Let $f:\mathbb{R}^+\to\mathbb{R}^+$ be such that $$f(x+f(y))^2\geq f(x)\left(f(x+f(y))+f(y)\right)$$for all $x,y\in\mathbb{R}^+$. Show that $f$ is unbounded, i.e. for each $M\in\mathbb{R}^+$, there exists $x\in\mathbb{R}^+$ such that $f(x)>M$.
Problem
Source: 2020 Thailand October Camp 1.2
Tags: function, functional equation, unbounded, algebra
Jalil_Huseynov
24.02.2022 09:57
Assume contrary that $f(x)<N$ for all $x\in\mathbb{R}^+$. $$f(x+f(y))^2\geq f(x)\left(f(x+f(y))+f(y)\right)>f(x)\cdot f(x+f(y))$$$\implies f(x+f(y))>f(x)$. So $$N^2>f(x+f(y))^2\geq f(x)\left(f(x+f(y))+f(y)\right)>f(x)^2+f(x)\cdot f(y)$$Setting $x=y$ gives that $\frac{N}{\sqrt{2}}>f(x)$ for all $x\in\mathbb{R}^+$. So induction give that $\frac{N}{(\sqrt{2})^n}>f(x)$ for all $n\in\mathbb{N}$. Sending $n$ to infinity gives contradiction.
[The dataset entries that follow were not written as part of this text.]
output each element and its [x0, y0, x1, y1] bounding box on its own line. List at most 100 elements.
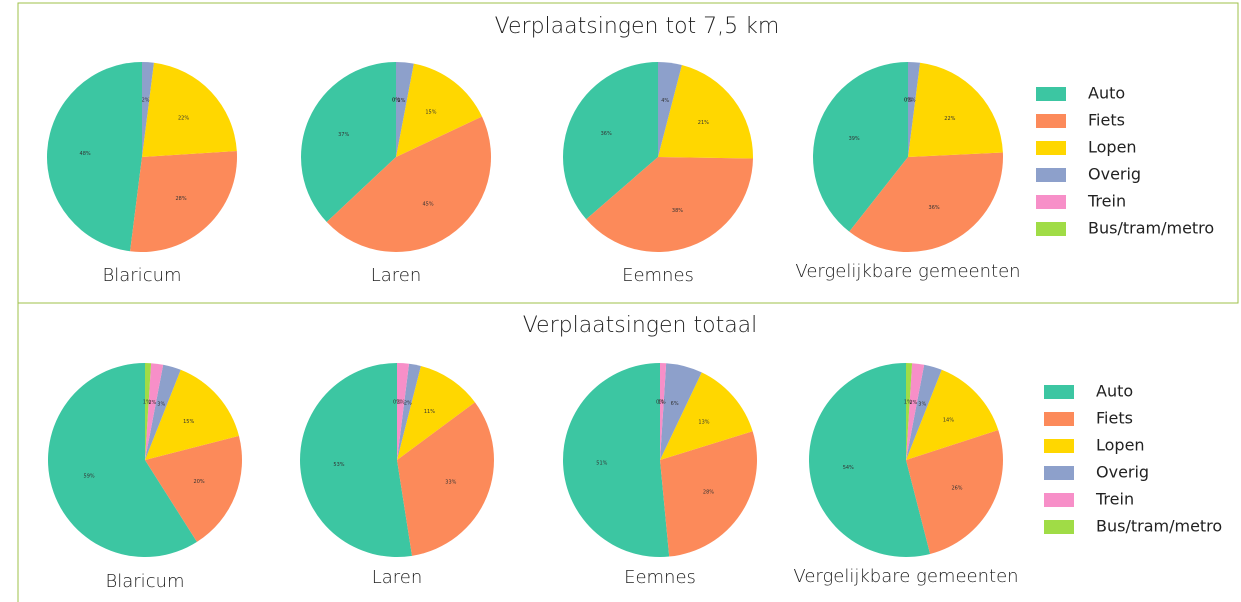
slice-label: 51%: [596, 460, 607, 466]
legend-label: Auto: [1088, 84, 1125, 103]
slice-label: 0%: [392, 98, 400, 104]
section-title: Verplaatsingen totaal: [523, 313, 758, 338]
legend-swatch: [1044, 466, 1074, 480]
pie-slice: [906, 430, 1004, 554]
pie-slice: [660, 363, 702, 460]
slice-label: 3%: [918, 402, 926, 408]
pie-slice: [299, 363, 413, 557]
slice-label: 1%: [658, 399, 666, 405]
panel-border: [17, 2, 1239, 304]
slice-label: 15%: [183, 419, 194, 425]
legend-swatch: [1044, 385, 1074, 399]
legend-swatch: [1044, 520, 1074, 534]
pie-slice: [906, 363, 913, 460]
legend-label: Auto: [1096, 382, 1133, 401]
legend-swatch: [1036, 222, 1066, 236]
pie-slice: [906, 363, 925, 460]
slice-label: 0%: [392, 98, 400, 104]
pie-slice: [397, 363, 410, 460]
pie-slice: [660, 363, 667, 460]
slice-label: 13%: [698, 419, 709, 425]
pie-slice: [145, 435, 242, 542]
pie-slice: [397, 365, 475, 460]
pie-caption: Laren: [372, 567, 423, 588]
slice-label: 26%: [951, 486, 962, 492]
pie-slice: [145, 363, 152, 460]
slice-label: 4%: [661, 98, 669, 104]
legend-label: Bus/tram/metro: [1088, 219, 1214, 238]
slice-label: 39%: [849, 136, 860, 142]
legend-label: Trein: [1087, 192, 1126, 211]
slice-label: 28%: [175, 196, 186, 202]
slice-label: 36%: [929, 205, 940, 211]
pie-caption: Blaricum: [105, 571, 184, 592]
slice-label: 2%: [148, 400, 156, 406]
slice-label: 38%: [672, 208, 683, 214]
pie-caption: Vergelijkbare gemeenten: [795, 261, 1020, 282]
slice-label: 15%: [425, 109, 436, 115]
pie-slice: [809, 363, 931, 557]
pie-slice: [813, 62, 908, 232]
pie-caption: Eemnes: [624, 567, 696, 588]
pie-slice: [396, 63, 482, 158]
slice-label: 0%: [656, 399, 664, 405]
slice-label: 48%: [80, 151, 91, 157]
slice-label: 2%: [142, 98, 150, 104]
slice-label: 36%: [601, 131, 612, 137]
pie-slice: [326, 116, 492, 253]
slice-label: 1%: [143, 399, 151, 405]
pie-slice: [145, 364, 181, 460]
legend-swatch: [1044, 493, 1074, 507]
legend-swatch: [1044, 412, 1074, 426]
pie-caption: Blaricum: [102, 265, 181, 286]
pie-slice: [301, 62, 396, 223]
pie-slice: [908, 62, 1003, 157]
pie-slice: [142, 62, 237, 158]
slice-label: 59%: [84, 474, 95, 480]
slice-label: 21%: [698, 120, 709, 126]
slice-label: 1%: [904, 399, 912, 405]
slice-label: 37%: [338, 132, 349, 138]
slice-label: 22%: [944, 116, 955, 122]
slice-label: 20%: [194, 479, 205, 485]
legend-label: Fiets: [1096, 409, 1133, 428]
pie-caption: Vergelijkbare gemeenten: [793, 566, 1018, 587]
slice-label: 3%: [157, 402, 165, 408]
pie-slice: [47, 363, 197, 557]
legend-label: Trein: [1095, 490, 1134, 509]
pie-slice: [397, 363, 421, 460]
pie-slice: [660, 372, 753, 460]
pie-slice: [906, 364, 942, 460]
legend-swatch: [1036, 195, 1066, 209]
legend-swatch: [1036, 168, 1066, 182]
pie-slice: [906, 369, 999, 460]
slice-label: 0%: [904, 98, 912, 104]
pie-caption: Laren: [371, 265, 422, 286]
legend-label: Lopen: [1096, 436, 1145, 455]
legend-swatch: [1044, 439, 1074, 453]
legend-swatch: [1036, 87, 1066, 101]
pie-slice: [908, 62, 921, 157]
pie-slice: [562, 62, 658, 220]
slice-label: 0%: [393, 399, 401, 405]
slice-label: 33%: [445, 480, 456, 486]
legend-label: Overig: [1096, 463, 1149, 482]
legend-label: Fiets: [1088, 111, 1125, 130]
slice-label: 3%: [397, 98, 405, 104]
pie-slice: [563, 363, 670, 557]
slice-label: 6%: [671, 401, 679, 407]
slice-label: 14%: [943, 418, 954, 424]
pie-slice: [397, 402, 494, 556]
pie-slice: [660, 431, 757, 557]
slice-label: 2%: [908, 98, 916, 104]
slice-label: 28%: [703, 490, 714, 496]
slice-label: 54%: [843, 465, 854, 471]
slice-label: 2%: [404, 400, 412, 406]
pie-slice: [46, 62, 142, 252]
pie-slice: [145, 363, 164, 460]
legend-label: Overig: [1088, 165, 1141, 184]
pie-slice: [658, 62, 682, 157]
slice-label: 0%: [904, 98, 912, 104]
slice-label: 11%: [424, 409, 435, 415]
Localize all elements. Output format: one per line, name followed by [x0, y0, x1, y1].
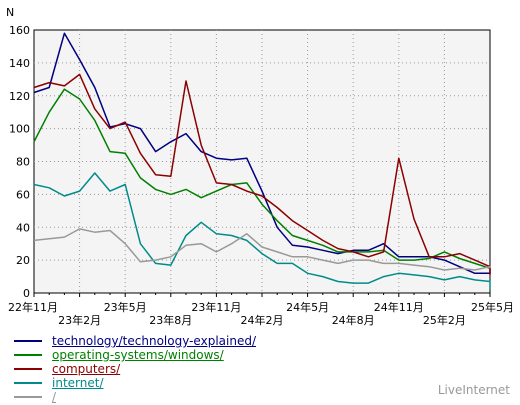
- legend-label[interactable]: internet/: [52, 376, 104, 390]
- y-tick-label: 80: [16, 156, 30, 169]
- y-tick-label: 100: [9, 123, 30, 136]
- legend-item: operating-systems/windows/: [14, 348, 256, 362]
- legend-label[interactable]: computers/: [52, 362, 121, 376]
- y-tick-label: 160: [9, 24, 30, 37]
- legend-swatch: [14, 340, 42, 342]
- series-lines: [33, 32, 491, 290]
- x-tick-label: 23年11月: [191, 300, 241, 314]
- legend-item: /: [14, 390, 256, 404]
- legend-swatch: [14, 354, 42, 356]
- legend: technology/technology-explained/operatin…: [14, 334, 256, 404]
- legend-item: computers/: [14, 362, 256, 376]
- legend-label[interactable]: /: [52, 390, 57, 404]
- x-tick-label: 25年2月: [423, 313, 466, 327]
- x-axis: 22年11月23年2月23年5月23年8月23年11月24年2月24年5月24年…: [8, 293, 514, 327]
- series-line-1: [33, 88, 491, 270]
- legend-swatch: [14, 368, 42, 370]
- series-line-0: [33, 32, 491, 275]
- x-tick-label: 23年5月: [104, 300, 147, 314]
- series-line-4: [33, 228, 491, 271]
- legend-label[interactable]: technology/technology-explained/: [52, 334, 256, 348]
- x-tick-label: 24年5月: [286, 300, 329, 314]
- x-tick-label: 24年8月: [332, 313, 375, 327]
- x-tick-label: 24年11月: [374, 300, 424, 314]
- legend-swatch: [14, 382, 42, 384]
- x-tick-label: 25年5月: [471, 300, 514, 314]
- x-tick-label: 23年8月: [149, 313, 192, 327]
- series-line-2: [33, 73, 491, 275]
- legend-item: internet/: [14, 376, 256, 390]
- legend-swatch: [14, 396, 42, 398]
- y-tick-label: 60: [16, 188, 30, 201]
- y-tick-label: 40: [16, 221, 30, 234]
- x-tick-label: 22年11月: [8, 300, 58, 314]
- y-tick-label: 0: [23, 287, 30, 300]
- x-tick-label: 23年2月: [58, 313, 101, 327]
- series-line-3: [33, 172, 491, 290]
- legend-item: technology/technology-explained/: [14, 334, 256, 348]
- y-axis: 0 20 40 60 80 100 120 140 160: [9, 24, 30, 300]
- y-tick-label: 20: [16, 254, 30, 267]
- y-tick-label: 140: [9, 57, 30, 70]
- brand-label: LiveInternet: [437, 383, 510, 397]
- y-tick-label: 120: [9, 90, 30, 103]
- x-tick-label: 24年2月: [241, 313, 284, 327]
- y-axis-label: N: [6, 6, 14, 19]
- legend-label[interactable]: operating-systems/windows/: [52, 348, 224, 362]
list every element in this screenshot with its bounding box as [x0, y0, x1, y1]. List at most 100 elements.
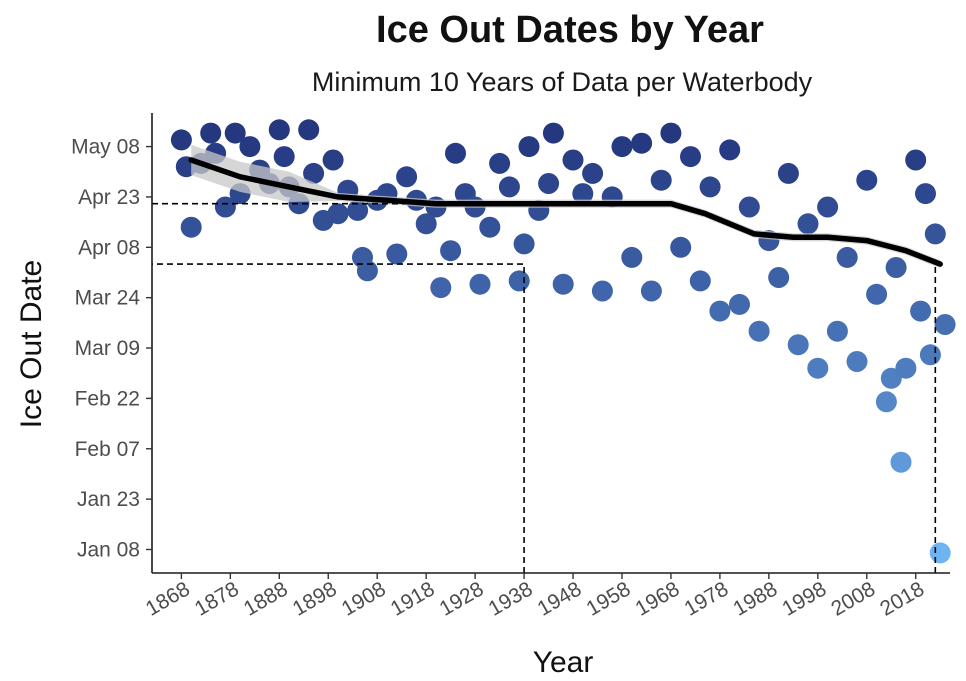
chart-subtitle: Minimum 10 Years of Data per Waterbody	[312, 67, 813, 97]
reference-line-1938	[152, 263, 525, 573]
data-point-55	[631, 132, 653, 154]
data-point-7	[224, 122, 246, 144]
x-tick-label: 1928	[436, 577, 488, 620]
data-point-60	[680, 146, 701, 168]
data-point-83	[890, 451, 912, 473]
data-point-13	[273, 146, 295, 168]
data-point-20	[327, 203, 349, 225]
data-point-82	[885, 257, 907, 278]
points-layer	[170, 119, 956, 564]
data-point-2	[180, 216, 202, 238]
data-point-4	[200, 122, 222, 144]
data-point-72	[797, 213, 819, 235]
data-point-33	[440, 240, 462, 262]
x-tick-label: 1898	[289, 577, 341, 620]
data-point-90	[929, 542, 951, 564]
y-tick-label: Apr 08	[78, 236, 140, 259]
x-tick-label: 2008	[827, 577, 879, 620]
x-tick-label: 2018	[876, 577, 928, 620]
data-point-74	[817, 196, 839, 218]
x-tick-label: 1998	[778, 577, 830, 620]
chart-title: Ice Out Dates by Year	[376, 9, 764, 51]
data-point-40	[498, 176, 520, 198]
data-point-57	[650, 169, 672, 191]
data-point-91	[934, 314, 956, 335]
data-point-70	[777, 162, 799, 184]
data-point-85	[905, 149, 927, 171]
data-point-24	[356, 260, 378, 282]
x-tick-label: 1958	[583, 577, 635, 620]
data-point-58	[660, 122, 682, 144]
data-point-6	[214, 196, 236, 218]
data-point-9	[239, 136, 261, 158]
data-point-84	[895, 357, 917, 379]
x-tick-label: 1948	[534, 577, 586, 620]
data-point-59	[670, 236, 692, 258]
data-point-45	[538, 173, 560, 194]
y-tick-label: Jan 08	[77, 538, 140, 561]
data-point-22	[347, 199, 369, 221]
data-point-28	[396, 166, 418, 188]
data-point-16	[298, 119, 320, 141]
data-point-61	[689, 270, 711, 292]
data-point-87	[915, 183, 936, 205]
trend-line	[188, 157, 943, 267]
data-point-38	[479, 216, 501, 238]
y-tick-label: May 08	[71, 136, 140, 159]
data-point-86	[910, 300, 932, 322]
data-point-46	[542, 122, 564, 144]
data-point-64	[719, 139, 741, 161]
y-axis-title: Ice Out Date	[15, 260, 48, 428]
data-point-34	[445, 142, 466, 164]
data-point-42	[513, 233, 535, 255]
trend-confidence-ribbon	[191, 144, 941, 269]
trend-layer	[188, 157, 943, 267]
y-tick-label: Mar 24	[75, 287, 141, 310]
data-point-53	[611, 136, 633, 158]
data-point-49	[572, 183, 594, 205]
data-point-63	[709, 300, 731, 322]
data-point-17	[303, 162, 325, 184]
x-tick-label: 1988	[729, 577, 781, 620]
trend-ribbon-layer	[191, 144, 941, 269]
data-point-37	[469, 273, 491, 295]
x-axis-title: Year	[533, 646, 594, 679]
data-point-27	[386, 243, 408, 265]
x-tick-label: 1938	[485, 577, 537, 620]
data-point-19	[322, 149, 344, 171]
data-point-48	[562, 149, 584, 171]
data-point-88	[919, 344, 941, 366]
data-point-41	[508, 270, 530, 292]
x-tick-label: 1968	[631, 577, 683, 620]
reference-lines-layer	[152, 202, 937, 573]
x-tick-label: 1918	[387, 577, 439, 620]
data-point-0	[170, 129, 192, 151]
data-point-67	[748, 320, 770, 342]
data-point-32	[430, 277, 452, 299]
data-point-43	[518, 136, 540, 158]
data-point-47	[552, 273, 574, 295]
y-tick-label: Jan 23	[77, 488, 140, 511]
data-point-50	[582, 162, 604, 184]
x-tick-label: 1978	[680, 577, 732, 620]
data-point-79	[866, 283, 888, 305]
data-point-12	[268, 119, 290, 141]
data-point-51	[591, 280, 613, 302]
data-point-54	[621, 246, 643, 268]
data-point-80	[875, 391, 897, 413]
y-tick-label: Apr 23	[78, 186, 140, 209]
data-point-62	[699, 176, 721, 198]
data-point-56	[640, 280, 662, 302]
data-point-66	[738, 196, 760, 218]
data-point-78	[856, 169, 878, 191]
data-point-77	[846, 351, 868, 372]
x-tick-label: 1908	[338, 577, 390, 620]
y-tick-label: Feb 22	[75, 387, 140, 410]
x-tick-label: 1878	[191, 577, 243, 620]
data-point-75	[826, 320, 848, 342]
data-point-69	[768, 267, 790, 288]
x-tick-label: 1868	[142, 577, 194, 620]
y-tick-label: Feb 07	[75, 438, 140, 461]
data-point-65	[729, 293, 750, 315]
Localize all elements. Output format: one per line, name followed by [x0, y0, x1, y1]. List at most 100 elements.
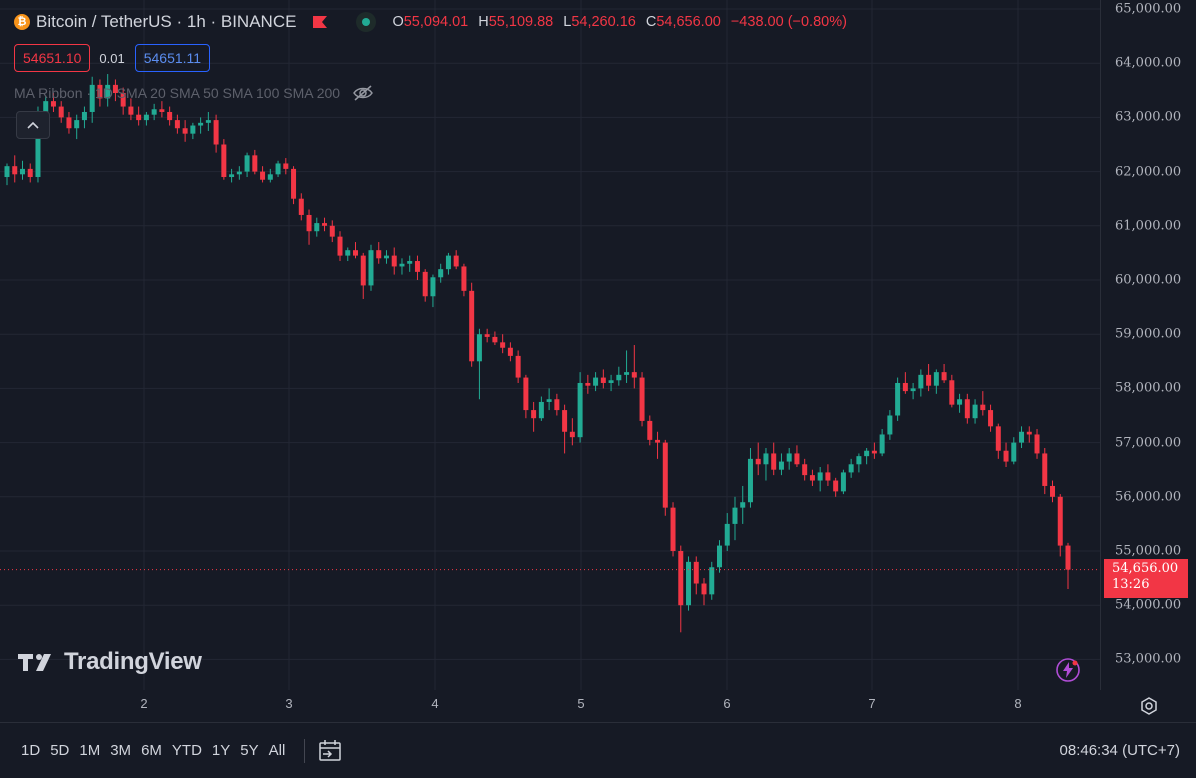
- candle-body: [112, 84, 118, 94]
- candle-body: [89, 84, 95, 112]
- candle-body: [809, 475, 815, 481]
- range-button-6m[interactable]: 6M: [141, 742, 162, 759]
- candle-body: [964, 399, 970, 419]
- calendar-goto-icon[interactable]: [317, 739, 343, 763]
- candle-body: [662, 442, 668, 508]
- clock-timezone[interactable]: 08:46:34 (UTC+7): [1059, 742, 1180, 759]
- indicator-legend[interactable]: MA Ribbon · 1D SMA 20 SMA 50 SMA 100 SMA…: [14, 85, 374, 101]
- candle-body: [267, 174, 273, 180]
- candle-body: [624, 372, 630, 375]
- price-tick-label: 54,000.00: [1115, 597, 1182, 613]
- candle-body: [546, 399, 552, 402]
- candle-body: [864, 450, 870, 457]
- candle-body: [631, 372, 637, 378]
- candle-body: [399, 263, 405, 267]
- range-button-3m[interactable]: 3M: [110, 742, 132, 759]
- candle-body: [794, 453, 800, 465]
- candle-body: [120, 93, 126, 107]
- candle-body: [678, 551, 684, 606]
- candle-body: [353, 250, 359, 256]
- candle-body: [716, 545, 722, 568]
- price-axis[interactable]: 65,000.00 64,000.00 63,000.00 62,000.00 61,0…: [1100, 0, 1196, 690]
- candle-body: [461, 266, 467, 291]
- candle-body: [786, 453, 792, 462]
- price-tick-label: 64,000.00: [1115, 55, 1182, 71]
- candle-body: [4, 166, 10, 178]
- sell-button[interactable]: 54651.10: [14, 44, 91, 72]
- price-tick-label: 61,000.00: [1115, 218, 1182, 234]
- candle-body: [236, 171, 242, 175]
- candle-body: [128, 106, 134, 115]
- candle-body: [12, 166, 18, 175]
- candle-body: [1050, 485, 1056, 497]
- range-button-5y[interactable]: 5Y: [240, 742, 259, 759]
- settings-icon[interactable]: [1139, 696, 1159, 716]
- ohlc-low-key: L: [563, 14, 572, 30]
- ohlc-close-value: 54,656.00: [656, 14, 721, 30]
- ohlc-values: O55,094.01 H55,109.88 L54,260.16 C54,656…: [392, 14, 846, 30]
- candle-body: [244, 155, 250, 172]
- flash-icon[interactable]: [1055, 657, 1081, 683]
- candle-body: [74, 120, 80, 129]
- range-button-1m[interactable]: 1M: [79, 742, 101, 759]
- ohlc-open-key: O: [392, 14, 404, 30]
- range-button-ytd[interactable]: YTD: [171, 742, 202, 759]
- candle-body: [732, 507, 738, 524]
- candle-body: [252, 155, 258, 172]
- candle-body: [314, 223, 320, 232]
- candle-body: [182, 128, 188, 134]
- candle-body: [980, 404, 986, 411]
- candle-body: [407, 261, 413, 264]
- ohlc-high-key: H: [478, 14, 489, 30]
- chart-pane[interactable]: [0, 0, 1100, 690]
- flag-icon[interactable]: [312, 15, 328, 29]
- buy-button[interactable]: 54651.11: [134, 44, 211, 72]
- candle-body: [600, 377, 606, 383]
- range-button-5d[interactable]: 5D: [50, 742, 70, 759]
- candle-body: [693, 561, 699, 584]
- price-tick-label: 60,000.00: [1115, 272, 1182, 288]
- time-axis[interactable]: 2 3 4 5 6 7 8: [0, 690, 1100, 720]
- candle-body: [608, 380, 614, 383]
- candle-body: [655, 439, 661, 443]
- candle-body: [554, 399, 560, 411]
- candle-body: [1011, 442, 1017, 462]
- price-tick-label: 57,000.00: [1115, 435, 1182, 451]
- candle-body: [1003, 450, 1009, 462]
- candle-body: [538, 401, 544, 419]
- candle-body: [174, 120, 180, 129]
- indicator-label[interactable]: MA Ribbon · 1D SMA 20 SMA 50 SMA 100 SMA…: [14, 85, 341, 101]
- eye-hidden-icon[interactable]: [352, 85, 374, 101]
- candle-body: [291, 168, 297, 199]
- range-button-all[interactable]: All: [268, 742, 286, 759]
- price-tick-label: 63,000.00: [1115, 109, 1182, 125]
- bar-countdown: 13:26: [1112, 577, 1150, 592]
- candle-body: [322, 223, 328, 226]
- candle-body: [949, 380, 955, 405]
- candle-body: [1057, 496, 1063, 546]
- collapse-legend-button[interactable]: [16, 111, 50, 139]
- candle-body: [360, 255, 366, 286]
- candle-body: [778, 461, 784, 470]
- candle-body: [686, 561, 692, 606]
- candle-body: [709, 567, 715, 595]
- price-tick-label: 59,000.00: [1115, 326, 1182, 342]
- candlestick-chart[interactable]: [0, 0, 1100, 690]
- tradingview-logo-icon: [18, 654, 51, 671]
- price-tick-label: 53,000.00: [1115, 651, 1182, 667]
- candle-body: [840, 472, 846, 492]
- candle-body: [97, 84, 103, 99]
- candle-body: [639, 377, 645, 421]
- range-button-1y[interactable]: 1Y: [211, 742, 231, 759]
- candle-body: [221, 144, 227, 178]
- candle-body: [926, 374, 932, 386]
- candle-body: [469, 290, 475, 362]
- last-price-label: 54,656.00 13:26: [1104, 559, 1188, 598]
- candle-body: [151, 109, 157, 115]
- candle-body: [848, 464, 854, 473]
- toolbar-divider: [304, 738, 306, 763]
- range-button-1d[interactable]: 1D: [21, 742, 41, 759]
- candle-body: [747, 458, 753, 503]
- symbol-title[interactable]: Bitcoin / TetherUS · 1h · BINANCE: [36, 12, 297, 31]
- candle-body: [895, 382, 901, 416]
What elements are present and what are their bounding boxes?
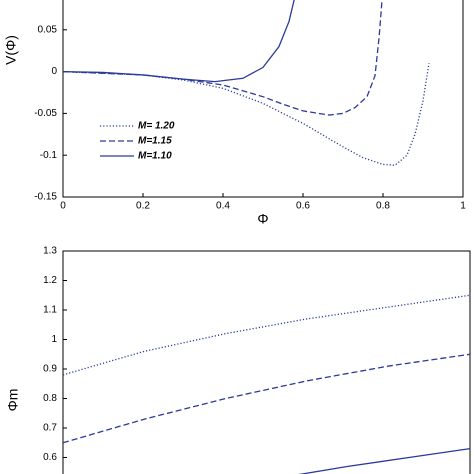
curve: [62, 0, 295, 83]
curve: [298, 448, 471, 474]
y-tick-label: 1: [51, 334, 57, 345]
y-tick-label: 1.2: [43, 275, 57, 286]
y-tick-label: 0.6: [43, 452, 57, 463]
legend-label: M=1.10: [138, 151, 172, 162]
x-tick-label: 0.2: [136, 201, 150, 212]
y-tick-label: 0.8: [43, 393, 57, 404]
y-tick-label: 0.7: [43, 423, 57, 434]
x-tick-label: 0: [60, 201, 66, 212]
y-tick-label: 0.05: [38, 24, 58, 35]
x-tick-label: 0.6: [296, 201, 310, 212]
y-tick-label: 1.3: [43, 246, 57, 257]
x-axis-label: Φ: [257, 211, 268, 227]
x-tick-label: 1: [460, 201, 466, 212]
y-tick-label: 1.1: [43, 305, 57, 316]
x-tick-label: 0.4: [216, 201, 230, 212]
x-tick-label: 0.8: [376, 201, 390, 212]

So $f$ is unbounded.
PROF65
24.02.2022 14:05
if $\mathbb{R}^+$ refers to the set of nonnegatives reals as french meaning we have to add $ f\ne 0$
NTstrucker
24.02.2022 18:16
Put $x=y$ we get $f(x+f(x))^2 \ge f(x) \left( f(x+f(x))+f(x) \right)$, so $f(x+f(x)) \ge \frac{1+\sqrt{5}}{2} f(x)$. Iterating shows that $f$ is unbounded.
lazizbek42
09.03.2022 10:26
$P(x,x) \implies f(x+f(x)) > f(x)$ it follows from this inequality that the function $f$ is unbounded.
Jalil_Huseynov
09.03.2022 10:45
lazizbek42 wrote: $P(x,x) \implies f(x+f(x)) > f(x)$ it follows from this inequality that the function $f$ is unbounded. I don't think so. Because $f(m) >f(n) $ for all $m>n$ doesn't mean that this function is unbounded. For example $f(x) =1-\frac{1}{2^x}$ is strictly increasing function, but it has bound, which is $1$.